Bir zamanlar bir bütünün parçasıydılar. Bir gün koptular bütünden. Bütünü andıran özellikleri vardı ama farklıydılar, hiçbirinin şekli diğerine benzemezdi.
Sonra,
Sonra kesişti yolları nehirle ve başladılar nehrin içinde diğer taşlar ile birbirlerine çarpmaya, beraber yuvarlanmaya. Her çarptıklarında gitti bir parçaları, ya kendinden koptu, ya diğer taştan, hangisi daha yumuşaksa. Ama her zaman biri diğerinden sertti. Sonunda hepsinin köşeleri, keskin kenarları azalmaya, yavaş yavaş şekilleri benzemeye başladı. Hala keskin köşeli ve sivri taşlarla çarpışıyorlardı ama artık pek zarar görmüyorlardı.

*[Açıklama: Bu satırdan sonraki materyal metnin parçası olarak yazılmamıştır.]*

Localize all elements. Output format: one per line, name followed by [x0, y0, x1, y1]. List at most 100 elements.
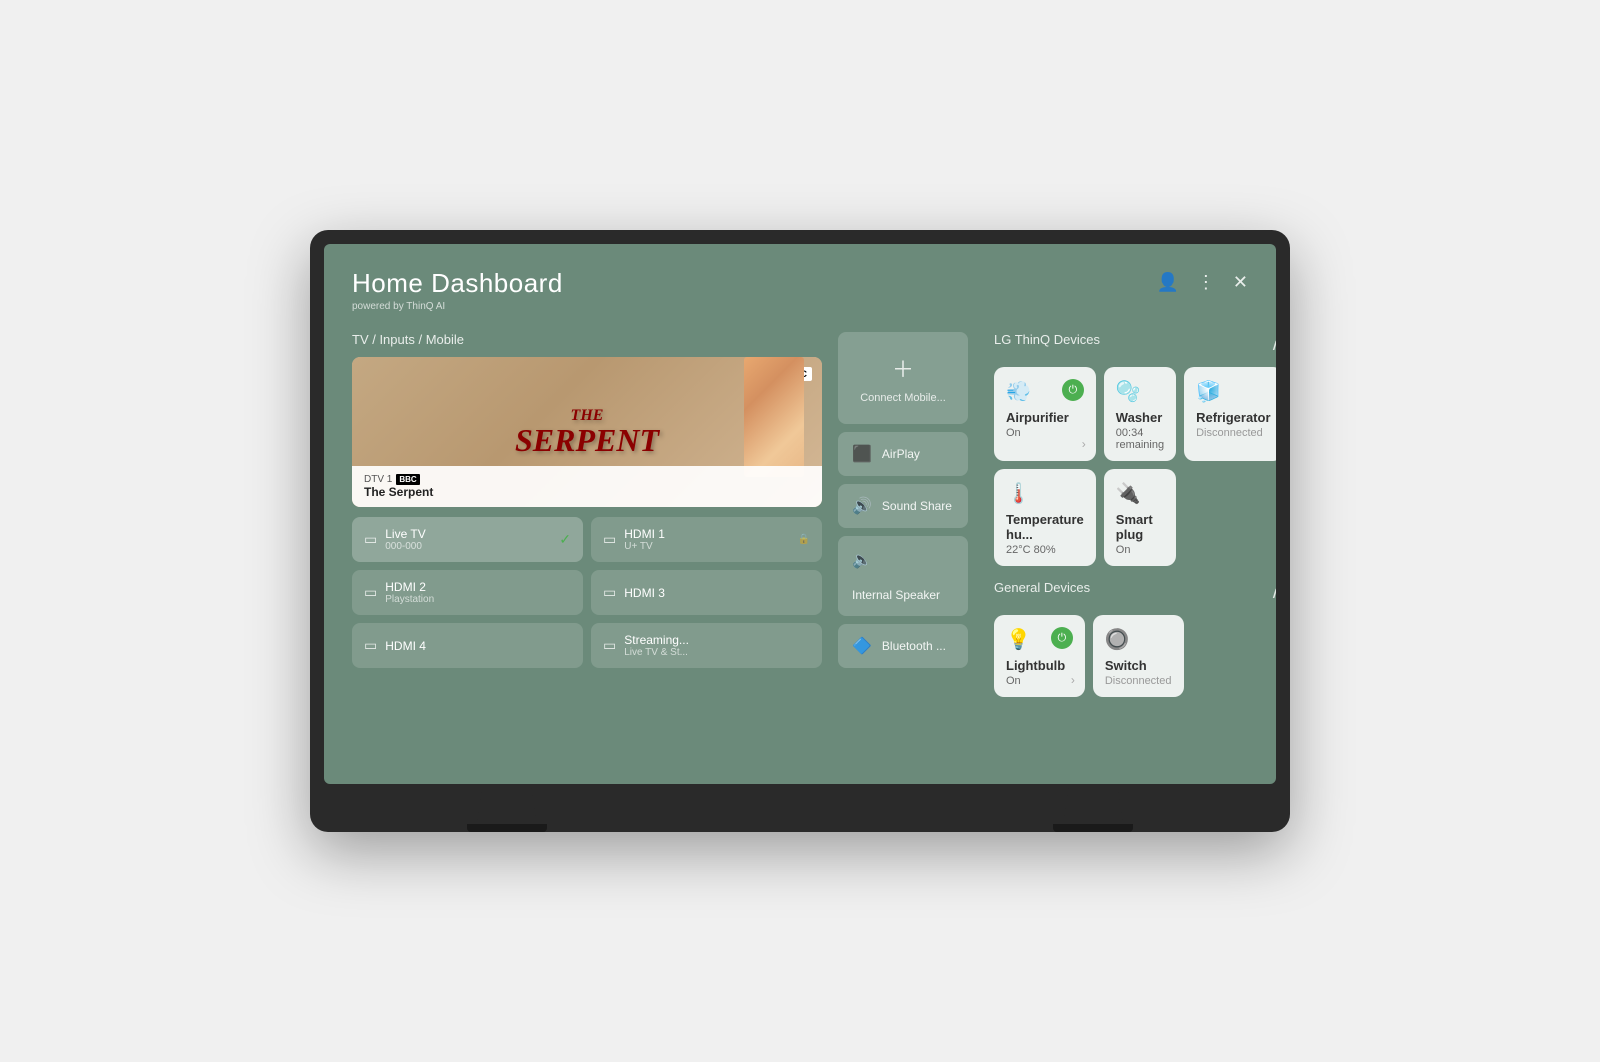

Başta hepsi farklı şekildeyken sonunda hepsinin şekilleri birbirine benzemekte, ne kadar sert ya da yumuşak olurlarsa olsunlar.
Farkları boyutları ve renkleridir. Ama şekilleri birbirine çok benzer.
İnsanlar da aynı değil mi? Hayat dediğimiz nehirde diğerleri ile iletişim kurdukça değişmeye başlıyoruz. Sonunda nihai halimizi buluyoruz. Bazen çok sert ise nihai hale gelmeleri çok uzun sürüyor ya da nehirdeki yolculuğu bitiyor. Çok yumuşaksa da çabuk nihai halini alıyor ama yolculuk sırasında boyutlarından ödün veriyor.
Önemli olan yolculuk, sonunda şekiller benzer, ama yolculuk farklı. Nehir de kimlerle karşılaştığın ve seni nasıl etkilediği ile ilgili bu yolculuk.